Are you sure they didn't?
;)
Well, some of the ones who were most cocksure of themselves are still ringing up my groceries at the Food Lion, so I do know about some of them. I've taught some kids who've genuinely gone on to become stupendously famous: One NFL player, one minor rock star, one NASCAR driver, and a whole bunch who've become CEO-types in various businesses ... but the vast majority of them are ordinary middle-class adults now. Of course, I've also taught two murderers and one kid who was sentenced for hate crimes (burning black churches).
I'm planning on being FI shortly after 30, which I'm sure will feel like ruling the world =p. It's less about the generation than it is about how parents raise their kids.
It's
also about how society raises kids. For example, kids raised during Vietnam were affected by that war. Kids born during the recent recession -- even if their parents' jobs weren't personally affected -- were touched by "downsizing" all over the place. Technology, art, shifts in public opinion, availability of products, and more -- they all affect kids. To give one example, today's kids are much less innocent than the ones I taught at the beginning of my career. They've been watching R-rated movies and googling dirty pictures since they were in elementary school, and it's resulted in a more jaded generation. Is this true of ALL kids? Of course not, but the average kid "sees more" than the average kid did a generation ago. Similarly, I see a whole lot more kids struggling with anxiety problems and/or an inability to socialize with other kids -- again, technology. Kids are more aware of dangers than a generation ago, and some of them take it very, very personally. And they don't just plain talk to one another as much as they did a generation ago. A generation ago "everyone" was raised in the church; today it seems to me that about 25% of my students are active in organized religion. A generation ago minorities had fewer opportunities than they do today.
So this is all more than the way parents raise their kids. Certainly being a member of a certain generation
doesn't mold you into a clone of all your same-aged classmates, but every time period leaves its fingerprints on its children.
+1. More nonsense designed to drive wedges between folks in society instead of uniting us toward the need to reduce inequalities (locally and globally).
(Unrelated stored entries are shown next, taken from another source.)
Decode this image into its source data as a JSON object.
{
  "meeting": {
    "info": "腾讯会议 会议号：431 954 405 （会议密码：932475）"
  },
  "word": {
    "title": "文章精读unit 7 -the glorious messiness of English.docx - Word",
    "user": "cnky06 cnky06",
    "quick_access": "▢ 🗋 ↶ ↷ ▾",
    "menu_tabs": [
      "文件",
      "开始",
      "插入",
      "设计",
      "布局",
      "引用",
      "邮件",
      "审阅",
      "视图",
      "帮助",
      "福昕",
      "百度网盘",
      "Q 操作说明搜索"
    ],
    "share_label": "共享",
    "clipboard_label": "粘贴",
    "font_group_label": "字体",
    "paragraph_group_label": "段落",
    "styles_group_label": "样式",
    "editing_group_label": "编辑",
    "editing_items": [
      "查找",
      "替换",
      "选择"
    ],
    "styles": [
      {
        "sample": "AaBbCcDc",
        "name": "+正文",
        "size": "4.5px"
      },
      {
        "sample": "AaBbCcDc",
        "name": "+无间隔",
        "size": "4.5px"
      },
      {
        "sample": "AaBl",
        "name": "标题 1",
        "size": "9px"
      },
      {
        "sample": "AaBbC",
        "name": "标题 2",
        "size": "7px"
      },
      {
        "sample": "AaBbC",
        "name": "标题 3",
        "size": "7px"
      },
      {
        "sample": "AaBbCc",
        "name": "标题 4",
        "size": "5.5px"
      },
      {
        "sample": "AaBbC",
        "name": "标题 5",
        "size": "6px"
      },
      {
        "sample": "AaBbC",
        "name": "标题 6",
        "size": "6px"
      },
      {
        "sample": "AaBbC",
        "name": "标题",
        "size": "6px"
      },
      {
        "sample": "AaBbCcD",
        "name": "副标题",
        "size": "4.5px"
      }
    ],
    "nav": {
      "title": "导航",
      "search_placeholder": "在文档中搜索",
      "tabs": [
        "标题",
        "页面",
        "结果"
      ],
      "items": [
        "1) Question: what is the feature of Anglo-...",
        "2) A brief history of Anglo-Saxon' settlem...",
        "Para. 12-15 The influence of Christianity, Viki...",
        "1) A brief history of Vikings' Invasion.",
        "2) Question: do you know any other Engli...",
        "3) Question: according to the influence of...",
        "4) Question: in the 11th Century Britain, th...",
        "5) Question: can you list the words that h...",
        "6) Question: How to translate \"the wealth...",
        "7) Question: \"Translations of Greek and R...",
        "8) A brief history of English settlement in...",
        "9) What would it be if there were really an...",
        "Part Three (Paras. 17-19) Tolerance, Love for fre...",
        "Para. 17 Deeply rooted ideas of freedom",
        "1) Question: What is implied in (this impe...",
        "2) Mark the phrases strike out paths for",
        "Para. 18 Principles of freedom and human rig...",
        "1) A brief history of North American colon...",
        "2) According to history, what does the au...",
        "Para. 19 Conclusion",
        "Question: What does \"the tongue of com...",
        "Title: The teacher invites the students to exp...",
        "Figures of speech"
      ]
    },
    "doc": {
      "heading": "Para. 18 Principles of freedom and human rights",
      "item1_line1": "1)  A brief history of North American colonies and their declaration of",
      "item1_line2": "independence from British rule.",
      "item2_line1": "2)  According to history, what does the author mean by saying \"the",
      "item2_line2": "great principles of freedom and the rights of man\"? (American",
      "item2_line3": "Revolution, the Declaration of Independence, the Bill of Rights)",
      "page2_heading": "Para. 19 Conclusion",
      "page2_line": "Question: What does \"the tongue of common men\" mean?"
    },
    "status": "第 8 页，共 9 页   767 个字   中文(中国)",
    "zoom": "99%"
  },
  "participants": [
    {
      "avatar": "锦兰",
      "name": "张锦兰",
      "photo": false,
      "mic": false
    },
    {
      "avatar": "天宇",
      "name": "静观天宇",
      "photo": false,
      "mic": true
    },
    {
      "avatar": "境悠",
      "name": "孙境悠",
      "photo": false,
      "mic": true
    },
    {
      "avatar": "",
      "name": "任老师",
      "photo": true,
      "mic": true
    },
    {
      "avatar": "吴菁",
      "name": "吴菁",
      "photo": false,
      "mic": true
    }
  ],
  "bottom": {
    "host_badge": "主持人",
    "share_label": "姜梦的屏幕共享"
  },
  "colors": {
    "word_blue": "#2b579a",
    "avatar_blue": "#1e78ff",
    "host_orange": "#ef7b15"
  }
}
Why do you see it as a wedge? I definitely see that my students feel this way -- to varying degrees, of course. And, yes, the article made it a bit extreme, but the hyperbole was intended to make a point. The article is an illustration to help understand how Gen Y thinks, not an insult; however, one thing I've observed about Millennials is that they're quick to imagine an insult where none is intended. It's not the Millennials' best trait.